Sou nova aq ...e comprei na Linkteck o r52h ...preço muito bom e gostei muito do atendimento !!!

----------


## leosmendes

> Amigo !!!
> Sou nova aq ...e comprei na Linkteck o r52h ...preço muito bom e gostei muito do atendimento !!!


 ai ai ai.. presisa comentar ?

papo de vendedor....

----------


## urxinha

amiguinho ....sou do setor de compras .....nem vendedora sou ..... estou conheçendo os equipamentos wireless agora, o forum não é para comentar "equipamentos" , então..... se vc não tem o q comentar não comente os comentários dos outros .ok

----------


## leosmendes

> amiguinho ....sou do setor de compras .....nem vendedora sou ..... estou conheçendo os equipamentos wireless agora, o forum não é para comentar "equipamentos" , então..... se vc não tem o q comentar não comente os comentários dos outros .ok



ha o seu comentaro sobre o r52h foi otimo, tirou todas as minhas duvidas!

----------


## Pathuco

uma pergunta a nossa amiga, ja que é do setor de compras, quantos mw de potencia possui o R52H e se é tão bom me ajuda ai que to precisando vc sabe me informar qual a voltagem que consume e qual a fonte devo usar em uma Rb 433 a/h

----------


## Magal

R52H = 350mw 
Fonte de 12 ou 18 volts / 5amp

----------


## Senaousa

Ola pessoal,
11b/g = 600mW

----------


## Aiomar

> Servidor eu utilio 2, 1 para todo o controle de banda etc... 1 paralelo só pra cache.
> Os 2 servidor utliazando Slackware em relação as RB,s vai ser em uso so para envia e receber sinal ou seja bridge e boa mais nada 
> agora com os cartões não tem geito vou ter que usa os "pióres" EMP-8602. pronto e acabo .....rsrs



"pióres" EMP-8602 ???????????

So se forem piores para voçê pois esses cartões são otimos , tenho quem possa dizer isso por min !
esse cartão so requer cuidados e saber trabalhar , usalo em 100MW e não em 600MW !!! 40 clientes ao invez de 100 no msm cartão !!!! etc........... 

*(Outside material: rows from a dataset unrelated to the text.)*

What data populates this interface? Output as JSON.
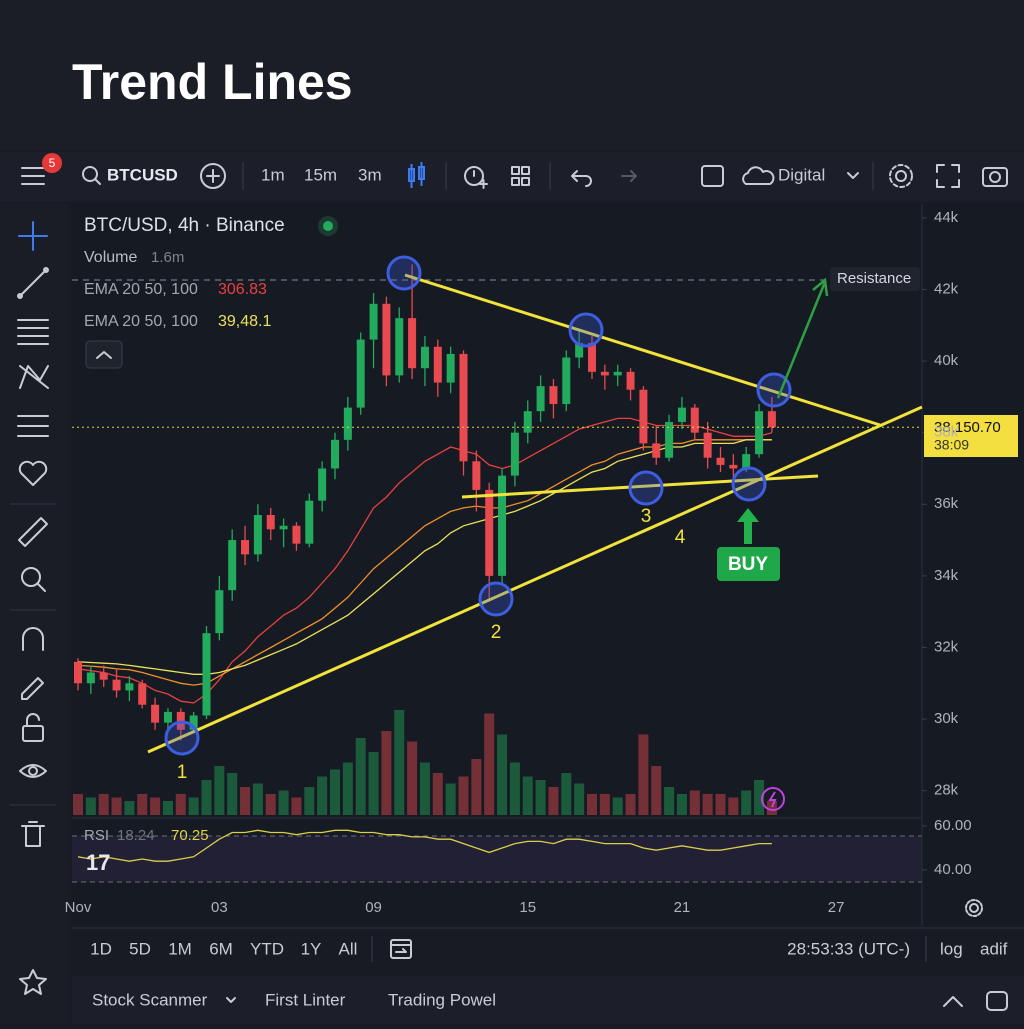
{
  "header": {
    "title": "Trend Lines"
  },
  "toolbar": {
    "badge": "5",
    "symbol": "BTCUSD",
    "intervals": [
      "1m",
      "15m",
      "3m"
    ],
    "chart_style": "Digital"
  },
  "legend": {
    "title": "BTC/USD, 4h · Binance",
    "volume_label": "Volume",
    "volume_value": "1.6m",
    "ema_rows": [
      {
        "label": "EMA 20 50, 100",
        "value": "306.83"
      },
      {
        "label": "EMA 20 50, 100",
        "value": "39,48.1"
      }
    ]
  },
  "annotations": {
    "resistance": "Resistance",
    "buy": "BUY",
    "points": [
      "1",
      "2",
      "3",
      "4"
    ],
    "countdown": "38:09"
  },
  "chart_data": {
    "type": "candlestick",
    "categories": [
      "Nov",
      null,
      null,
      null,
      null,
      null,
      null,
      null,
      null,
      null,
      null,
      "03",
      null,
      null,
      null,
      null,
      null,
      null,
      null,
      null,
      null,
      null,
      null,
      "09",
      null,
      null,
      null,
      null,
      null,
      null,
      null,
      null,
      null,
      null,
      null,
      "15",
      null,
      null,
      null,
      null,
      null,
      null,
      null,
      null,
      null,
      null,
      null,
      "21",
      null,
      null,
      null,
      null,
      null,
      null,
      null,
      null,
      null,
      null,
      null,
      "27"
    ],
    "open": [
      31600,
      31000,
      31300,
      31100,
      30800,
      31000,
      30400,
      29900,
      30200,
      29700,
      30100,
      32400,
      33600,
      35000,
      34600,
      35700,
      35300,
      35400,
      34900,
      36100,
      37000,
      37800,
      38700,
      40600,
      41600,
      39600,
      41200,
      39800,
      40400,
      39400,
      40200,
      37200,
      36400,
      34000,
      36800,
      38000,
      38600,
      39300,
      38800,
      40100,
      40500,
      39700,
      39600,
      39700,
      39200,
      37700,
      37300,
      38300,
      38700,
      38000,
      37300,
      37100,
      37000,
      37400,
      38600,
      null,
      null,
      null,
      null,
      null
    ],
    "high": [
      31700,
      31500,
      31500,
      31400,
      31200,
      31100,
      30600,
      30300,
      30300,
      30200,
      32600,
      34000,
      35300,
      35400,
      36000,
      35900,
      35600,
      35500,
      36300,
      37200,
      38000,
      39000,
      40800,
      41900,
      41800,
      41500,
      42700,
      40700,
      40600,
      40400,
      40300,
      37500,
      36600,
      37000,
      38300,
      38900,
      39600,
      39500,
      40300,
      40900,
      40700,
      39900,
      39900,
      39800,
      39300,
      38200,
      38500,
      39000,
      38800,
      38300,
      37600,
      37400,
      37600,
      38800,
      39000,
      null,
      null,
      null,
      null,
      null
    ],
    "low": [
      30800,
      30700,
      30900,
      30600,
      30500,
      30300,
      29700,
      29700,
      29400,
      29600,
      30000,
      32200,
      33300,
      34300,
      34400,
      35000,
      34800,
      34700,
      34800,
      35800,
      36700,
      37500,
      38500,
      39800,
      39300,
      39400,
      39500,
      39300,
      39000,
      39100,
      36800,
      35800,
      33300,
      33800,
      36500,
      37700,
      38300,
      38400,
      38600,
      39800,
      39500,
      39200,
      39300,
      38900,
      37500,
      37100,
      37200,
      38100,
      37800,
      37000,
      36900,
      36700,
      36900,
      37300,
      38000,
      null,
      null,
      null,
      null,
      null
    ],
    "close": [
      31000,
      31300,
      31100,
      30800,
      31000,
      30400,
      29900,
      30200,
      29700,
      30100,
      32400,
      33600,
      35000,
      34600,
      35700,
      35300,
      35400,
      34900,
      36100,
      37000,
      37800,
      38700,
      40600,
      41600,
      39600,
      41200,
      39800,
      40400,
      39400,
      40200,
      37200,
      36400,
      34000,
      36800,
      38000,
      38600,
      39300,
      38800,
      40100,
      40500,
      39700,
      39600,
      39700,
      39200,
      37700,
      37300,
      38300,
      38700,
      38000,
      37300,
      37100,
      37000,
      37400,
      38600,
      38150.7,
      null,
      null,
      null,
      null,
      null
    ],
    "volume": [
      0.6,
      0.5,
      0.6,
      0.5,
      0.4,
      0.6,
      0.5,
      0.4,
      0.6,
      0.5,
      1.0,
      1.4,
      1.2,
      0.8,
      0.9,
      0.6,
      0.7,
      0.5,
      0.8,
      1.1,
      1.3,
      1.5,
      2.2,
      1.8,
      2.4,
      3.0,
      2.1,
      1.5,
      1.2,
      0.9,
      1.1,
      1.6,
      2.9,
      2.3,
      1.5,
      1.1,
      1.0,
      0.8,
      1.2,
      0.9,
      0.6,
      0.6,
      0.5,
      0.6,
      2.3,
      1.4,
      0.8,
      0.6,
      0.7,
      0.6,
      0.6,
      0.5,
      0.7,
      1.0,
      0.4,
      null,
      null,
      null,
      null,
      null
    ],
    "volume_ylim": [
      0,
      4
    ],
    "overlays": [
      {
        "color": "#e8413f",
        "values": [
          31400,
          31350,
          31300,
          31200,
          31150,
          31000,
          30800,
          30700,
          30500,
          30450,
          30700,
          31100,
          31600,
          31900,
          32300,
          32600,
          32900,
          33100,
          33400,
          33800,
          34200,
          34700,
          35300,
          35900,
          36200,
          36600,
          36900,
          37200,
          37400,
          37600,
          37500,
          37400,
          37100,
          37000,
          37100,
          37300,
          37500,
          37700,
          37900,
          38100,
          38200,
          38300,
          38400,
          38400,
          38300,
          38200,
          38200,
          38200,
          38200,
          38100,
          38000,
          37900,
          37900,
          37900,
          38000,
          null,
          null,
          null,
          null,
          null
        ]
      },
      {
        "color": "#f0902a",
        "values": [
          31500,
          31480,
          31450,
          31400,
          31380,
          31300,
          31200,
          31100,
          31000,
          30950,
          31000,
          31200,
          31400,
          31600,
          31800,
          32000,
          32200,
          32400,
          32600,
          32800,
          33100,
          33400,
          33800,
          34200,
          34500,
          34800,
          35100,
          35400,
          35600,
          35800,
          35900,
          35950,
          35900,
          35900,
          36000,
          36100,
          36300,
          36500,
          36700,
          36900,
          37100,
          37200,
          37400,
          37500,
          37600,
          37600,
          37700,
          37700,
          37800,
          37800,
          37800,
          37800,
          37800,
          37800,
          37800,
          null,
          null,
          null,
          null,
          null
        ]
      },
      {
        "color": "#ece25a",
        "values": [
          31600,
          31580,
          31560,
          31540,
          31500,
          31450,
          31400,
          31350,
          31300,
          31250,
          31250,
          31300,
          31400,
          31500,
          31650,
          31800,
          31950,
          32100,
          32300,
          32500,
          32700,
          32900,
          33200,
          33500,
          33800,
          34100,
          34400,
          34700,
          34900,
          35200,
          35400,
          35500,
          35600,
          35700,
          35800,
          35950,
          36100,
          36300,
          36500,
          36700,
          36900,
          37000,
          37200,
          37300,
          37400,
          37500,
          37600,
          37600,
          37700,
          37700,
          37700,
          37700,
          37800,
          37800,
          37800,
          null,
          null,
          null,
          null,
          null
        ]
      }
    ],
    "up_color": "#22ab5c",
    "down_color": "#e84a4f",
    "ylim": [
      27320,
      44360
    ],
    "yticks": [
      {
        "value": 28000,
        "label": "28k"
      },
      {
        "value": 30000,
        "label": "30k"
      },
      {
        "value": 32000,
        "label": "32k"
      },
      {
        "value": 34000,
        "label": "34k"
      },
      {
        "value": 36000,
        "label": "36k"
      },
      {
        "value": 38000,
        "label": "38k"
      },
      {
        "value": 40000,
        "label": "40k"
      },
      {
        "value": 42000,
        "label": "42k"
      },
      {
        "value": 44000,
        "label": "44k"
      }
    ],
    "last_price": 38150.7,
    "last_price_label": "38,150.70",
    "rsi": {
      "label": "RSI",
      "value_a": "18.24",
      "value_b": "70.25",
      "color": "#d9cf4a",
      "values": [
        46,
        45,
        46,
        45,
        44,
        45,
        44,
        44,
        45,
        46,
        50,
        54,
        57,
        57,
        58,
        57,
        57,
        56,
        57,
        57,
        58,
        58,
        57,
        57,
        56,
        56,
        55,
        55,
        54,
        54,
        52,
        50,
        48,
        50,
        52,
        53,
        53,
        52,
        54,
        54,
        53,
        52,
        52,
        52,
        50,
        49,
        50,
        51,
        50,
        49,
        49,
        50,
        51,
        52,
        52,
        null,
        null,
        null,
        null,
        null
      ],
      "ylim": [
        30.9,
        62.7
      ],
      "yticks": [
        {
          "value": 60,
          "label": "60.00"
        },
        {
          "value": 40,
          "label": "40.00"
        }
      ]
    }
  },
  "bottom_bar": {
    "ranges": [
      "1D",
      "5D",
      "1M",
      "6M",
      "YTD",
      "1Y",
      "All"
    ],
    "clock": "28:53:33 (UTC-)",
    "log": "log",
    "auto": "adif"
  },
  "tabs": [
    "Stock Scanmer",
    "First Linter",
    "Trading Powel"
  ]
}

Sabendo usar nao vai dar problemas !!

----------


## Aiomar

> Tmb usei os cartoes engenius... em duas semanas, com duas chuvas se foram dois cartoes, enfraqueceram incrivelmente.... mudei pra um R52H e pronto acabo o problema...



com duas chuvas se foram dois cartoes ????????
Poderia explicar melhor ? voçê deve ter deixado o cartão na chuva neh rsrs , colega como que este cartão iria dar problemas com relacionados as chuvas se ele nao pegou chuva ? vc verificou se nao entrou humidade nas antenas ? talvez msm tendo entrado humidade em sua antena pelo cartão R52H ser mais potente amenizou seu problema parecendo a antena estar funcionando td ok !
não é normal este cartão dar problemas facilmente como voce descreveu , aqui usam normalmente a bastante tempo e isso nunca aconteceu !

----------


## mktguaruja

Eu nen quis arriscar com os cartão engenius, comprei direto o r52h e vendo muito feliz =D.

Os engenius sofre muito com discarga eletromagnetico.

----------


## muriloc4

magal, eu tenho desses cartões nas minhs ominis hyperlink de 15 DB..
vi q quando da trafego d 2 MB a latencia vai a quase 2000 ms.. ai to pensando em substituir o mesmo por XR2..mas tenho 6 pontos com 6 cartões 8602....mas qual é o melhor para trabalhar em 2.4 numa omini ??
me ajude por favor...

----------


## mktguaruja

Murilo eu trabalho aqui com R52H, e omni ta dando um ganho muito bom e ate hoje não tive nenhum reclação de cliente nenhum, e sempre esta estavel esse pop.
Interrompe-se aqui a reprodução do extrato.